Lane follow? Does it have lane discovery? There was snow on my commute this morning. 4-land highway was basically follow the leader. Pick some line where you think there is the most traction and stick with it. I have yet to see footage of an autodrive system in such a situation.

  • What's hilarious to me is that this scenario is framed as such an impossibly difficult thing for self-driving technology to accomplish. Detecting a car in front of you, and maneuvering left or right is doable without even using advanced models, nevermind the fact that we have them now. The other supposedly impossible feat is for the self-driving car to create a lane when there's been so much snow that the lines and thus lanes aren't visible. Given high quality sensor data, does it really seem that impossibly hard for the computer, which is already competently driving on the road in practice, in SF and Phoenix and LA; it seems impossibly hard for that computer to take the full width of the remaining road, divide in two, assuming it's a bidirectional road, and then create as much lanes + safety margin as can (safely) exist, and then pick one? Proof is in the pudding and all, so here's a 4 year old video showing that comma.ai's capable of that, in the sunny winter but snowy road condition in that video.

    https://www.youtube.com/watch?v=0oCCn96N2ys

    • No cars to follow. No lane markings. Just a sheet of white with ditches on both side. Worse yet, no prior practice. Where you know the lanes are means little when the other cars are not respecting them. (As if lanes matter as nobody wants to drive that close together.) It isnt impossible but certainly a far more difficult problem than navigating an LA suburb.

  • Nobody is claiming that this will work in that situation, but there are thousands of much more common situations where it does work and makes driving more safe and enjoyable.

I have a car with smart cruise, but there's plenty of room for improvement. It isn't very smart at determining when it can avoid braking, such as when a car well ahead has slowed for a right turn. It also brakes too aggressively when someone cuts in front of me on the highway, in situations where just lifting off the gas would be better.

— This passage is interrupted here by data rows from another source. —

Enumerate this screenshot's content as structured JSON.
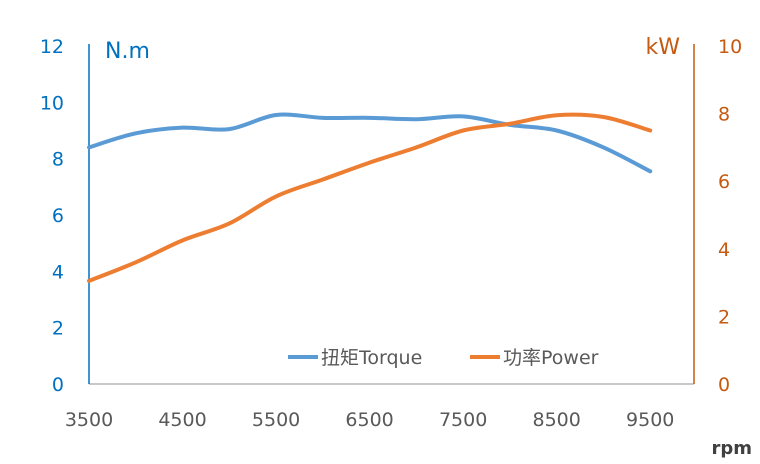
{
  "chart_data": {
    "type": "line",
    "x": [
      3500,
      4000,
      4500,
      5000,
      5500,
      6000,
      6500,
      7000,
      7500,
      8000,
      8500,
      9000,
      9500
    ],
    "series": [
      {
        "name": "扭矩Torque",
        "axis": "left",
        "color": "#5B9BD5",
        "values": [
          8.4,
          8.9,
          9.1,
          9.05,
          9.55,
          9.45,
          9.45,
          9.4,
          9.5,
          9.2,
          9.0,
          8.4,
          7.55
        ]
      },
      {
        "name": "功率Power",
        "axis": "right",
        "color": "#ED7D31",
        "values": [
          3.05,
          3.6,
          4.25,
          4.75,
          5.55,
          6.05,
          6.55,
          7.0,
          7.5,
          7.7,
          7.95,
          7.9,
          7.5
        ]
      }
    ],
    "xlabel": "rpm",
    "ylabel_left": "N.m",
    "ylabel_right": "kW",
    "xticks": [
      3500,
      4500,
      5500,
      6500,
      7500,
      8500,
      9500
    ],
    "xlim": [
      3500,
      10000
    ],
    "ylim_left": [
      0,
      12
    ],
    "yticks_left": [
      0,
      2,
      4,
      6,
      8,
      10,
      12
    ],
    "ylim_right": [
      0,
      10
    ],
    "yticks_right": [
      0,
      2,
      4,
      6,
      8,
      10
    ],
    "left_axis_color": "#0070C0",
    "right_axis_color": "#C55A11",
    "grid": false,
    "legend": "bottom-right"
  }
}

It also times out very quickly when traffic comes to a complete standstill, requiring manual intervention to get going again, and it doesn't give any indication to the driver when that occurs.

If these things bothered me much more than they do, I'd be interested in comma.ai as a possible solution. As it stands, the OEM radar cruise control is "Eh, good enough, I guess."

  • I’m fine with BlueCruise but my free sub is up next year and that’s when I’ll look into comma hardware.